BY DUDLEY E. DAWSON
It seems fitting that the women’s college basketball game between Arkansas and visiting Alabama ended on a turnover.
Because that is one of the things that Razorback head coach Mike Neighbors will remember the most from his team’s 69-66 loss Thursday night at Bud Walton Arena.
Right after Alabama’s Hannah Barber hit a 3-pointer with 10 seconds left to give her team the lead, Arkansas suffered its 20th turnover of the night and failed to get off a game-tying shot as time ran out.
“I don’t have a lot of answers for you,” Neighbors said. “I have never been good at telling you what I think I saw because I am always wrong when I go back and watch film.
“But the number one number that is going to jump out to me all night long is 20 turnovers in a low possession game and 17 of them by people who normally turn it over a combination of seven or eight times a game. So almost double.”
The Razorbacks rallied from a 12-point deficit to tie the game 66-66 on Makayla Daniels’ 3-pointer with 34 seconds left.
“Man, you thought get this to overtime and we have the momentum and the crowd is there,” Neighbors said.
Instead Barber not only hit her shot for Alabama (16-5, 5-3), but came up with a steal as Arkansas tried to get a second shot off in the final eight seconds.
“I thought we had a good idea of what the play was and I thought we ran to contact, but we didn’t get it defended,” Neighbors said of Barber’s shot.
“Hannah Barber – I think she is the most undervalued player in this conference.

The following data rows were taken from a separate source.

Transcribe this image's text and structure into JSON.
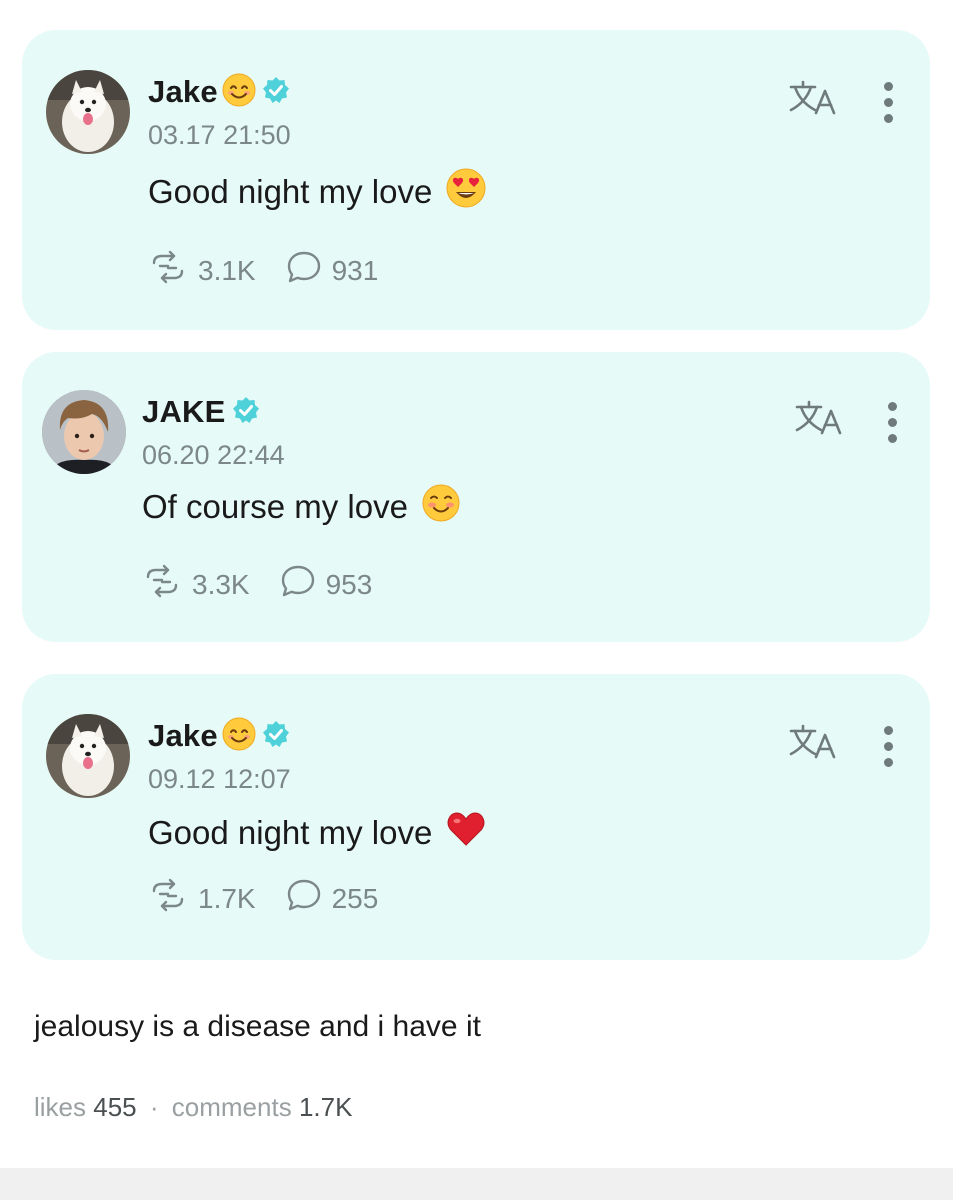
{
  "posts": [
    {
      "name": "Jake",
      "name_emoji": "smiling-face-icon",
      "time": "03.17 21:50",
      "text": "Good night my love",
      "text_emoji": "heart-eyes-icon",
      "reposts": "3.1K",
      "comments": "931"
    },
    {
      "name": "JAKE",
      "time": "06.20 22:44",
      "text": "Of course my love",
      "text_emoji": "blushing-smile-icon",
      "reposts": "3.3K",
      "comments": "953"
    },
    {
      "name": "Jake",
      "name_emoji": "smiling-face-icon",
      "time": "09.12 12:07",
      "text": "Good night my love",
      "text_emoji": "red-heart-icon",
      "reposts": "1.7K",
      "comments": "255"
    }
  ],
  "caption": "jealousy is a disease and i have it",
  "footer": {
    "likes_label": "likes",
    "likes_count": "455",
    "separator": "·",
    "comments_label": "comments",
    "comments_count": "1.7K"
  },
  "colors": {
    "card_bg": "#e6faf7",
    "verify_badge": "#4fd1d9",
    "meta_gray": "#7c8789"
  }
}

I mean if there is ever a basketball Moneybag movie, she’s Kevin Youkalis or whoever it was in that movie. She just runs her team, she gets them in the right spot She was talking and then it was her that hit that big shot.”
Erynn Barnum had 20 points to lead Arkansas (17-6, 4-4) while Daniels added 13 and Samara Spencer and Saylor Poffenbarger 12 and Chrissy Carr 8.
Brittany Davis’ 22 points led Alabama while Jamar Rice had 12 and Barber 8.
The loss was the third in a row for the Razorbacks, who lost at No. 3 LSU (79-76) and at No. 1 South Carolina (92-46) last week.
“I am not going to use it as an excuse, but we do have a little bit of hangover from last week,” Neighbors said. “There is no question about it. I am not going to let our kids get beat down without making that point. That is not an excuse, that is a reason. It was a hard week, but that is what this league does to you and it is what you sign up for in this league.”
Arkansas will host Ole Miss Sunday afternoon at 4 p.m.
“We have to figure out why because we can not win another game on our schedule if we turn it over a third of the time that we the ball,” Neighbors said.
“We are not built defensively to get enough stops, we are not built to out-rebound people to overcome that. We are built to be a strong ball handling team, a take care of the ball team and tonight we were not.
“They had 14 steals. Not just turnovers, they were steals. That’s a lot of combinations – ball management, passing it at the wrong time, off-target, travels, just a number of things.
It was a match up of two teams tied for fifth place in the SEC race behind a trio of unbeatens in South Carolina, LSU and Tennessee and Ole Miss.
“Probably what you would expect out of a game with two teams that are so closely matched, similar spots in the standings, similar team make ups,” Neighbors said. “It obviously came down to one team making big plays and the other one not. That was us tonight.”